Derrière ce mot de "stress", on peut ranger bon nombre de situations, mais cette notion présente une réalité : la densification de la tâche. Les tâches se démultiplient, se ramifient. Elles ont des contours flous  et font appel davantage à l’employabilité qu’au métier.  Ces questions débattues dans la presse spécialisée en témoignent. : "Quand les salariés ne croient plus au au discours de l’entreprise" (le monde – Aout 2004) ; "les salariés broient du noir" (liaisons sociales – mai 2005). La France est ainsi au dernier rang des pays de l’OCDE du point de vue de la satisfaction au travail.

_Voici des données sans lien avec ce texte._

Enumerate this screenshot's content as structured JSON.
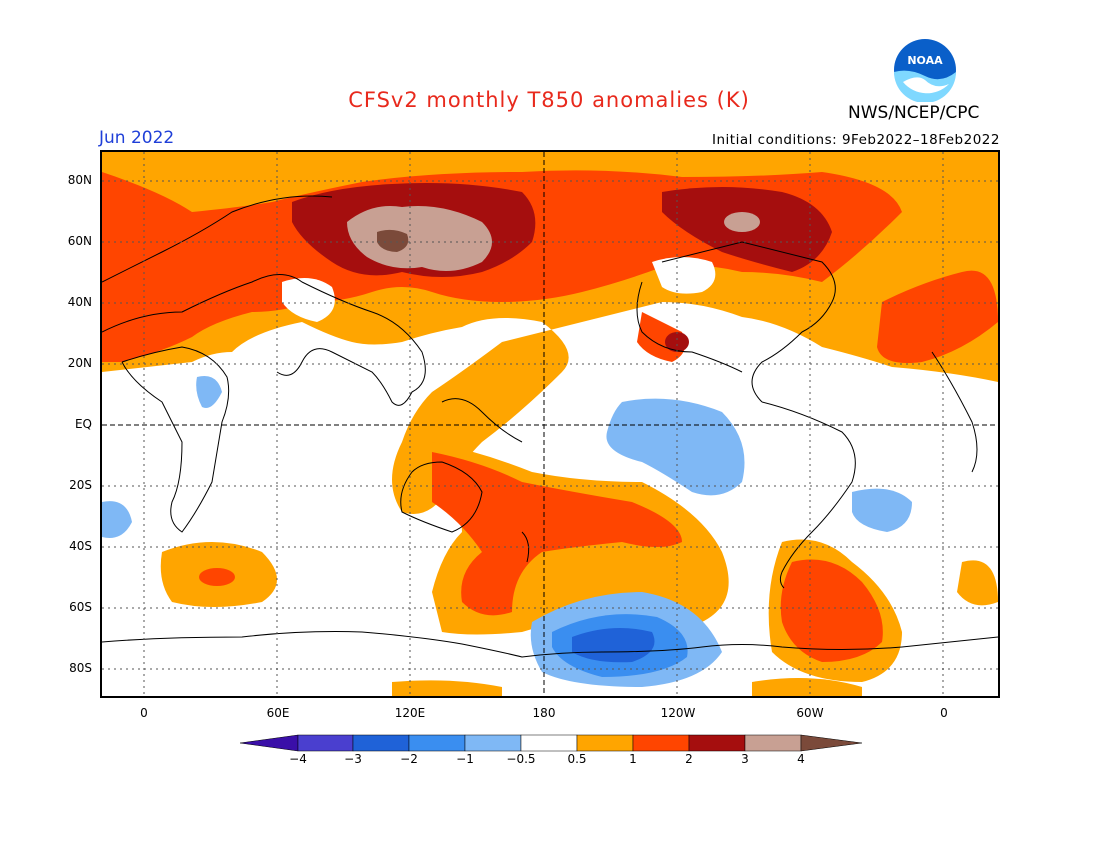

Une des issues résida à l’époque dans l’auto-entreprenariat. Être maître de son temps, se fixer soi- même ses objectifs, décider de son environnement de travail , être indépendant. Un programme tentant, censé accomplir le rêve d’un travail émancipé de toute autorité hiérarchique, qui remit en cause le salariat classique. Un statut que bon nombre de chauffeurs Uber ont adoptés.  Ainsi, avec l’ubérisation, le travail est fragmenté en tâches que l’on rémunère comme telles. Une flexibilité qui peut redonner une activité aux personnes sans emploi.

C’est dorénavant à la tâche qu’il est fait référence et non plus au temps de travail. L’activité d’appoint prend le pas sur le métier. Quand le métier renvoit  à des connaissances, un savoir faire, « une habileté technique que procurent la pratique, l’expérience d’une activité » selon le Larousse, l’auto-entreprenariat s’attache à réaliser une tache pour répondre à un besoin client.. La remise en cause du salariat laisse ouvert le débat et le choix entre le salariat et le travail indépendant. Un non salariat conduisant pour beaucoup au précariat .

Le travail ne se situe plus exclusivement dans l’entreprise. La porosité ne concerne plus seulement la frontière vie professionnelle-vie personnelle. Le travail peut être confié dorénavant au consommateur qui, bénévolement, alimente en données ces plateformes. Toute pratique devient une information donc une ressource pour cette économie.

Alors, verra t on demain une société ou il n’y aurait plus que des producteurs indépendants, des sous traitants d’entreprises qui n’auront plus personne ? (serge Tchuruk).

L’uberisation : une disruption totale

Un « tsunami numérique » dont l’autre facette est une distorsion fiscale et sociale pointée des 2013 par le rapport Colin et Colin : "les gains de productivité générés par l'économie numérique ne se traduisent pas par des recettes fiscales supplémentaires pour les grands Etats". Une perte sociale également importante qui ne voit pas non plus le travail collaboratif soumit aux mêmes charges sociales et dont la conséquence est une protection sociale moindre. Se pose ainsi le risque d’une économie qui remettrait en cause notre état-providence fondé sur le modèle du salariat. Jamais le terme d’ »économie disruptive «  n’a eu un sens aussi exact. Une économie « dérangeante », « perturbante » si l’on se réfère à sa traduction et dont l’innovation pourrait être rattrapée par des salariés qui réclament un véritable statut comme c’est déjà le cas aux USA. Une innovation d’ores et déjà rattrapée en France par l’URSSAF et condamnée depuis peu.

Une innovation destructrice de métiers qui créera pour ceux qui sauront manier l’algorithme et les données des emplois hyper-qualifiés. Mais point de substitution.

Pour les autres, pour les non employables est envisagé le revenu universel. Vieille idée remise au gout du jour pour lutter contre la grande pauvreté. Mais surtout validation qu’une partie de la population soit au chômage. Une autre façon d’explorer la valeur travail.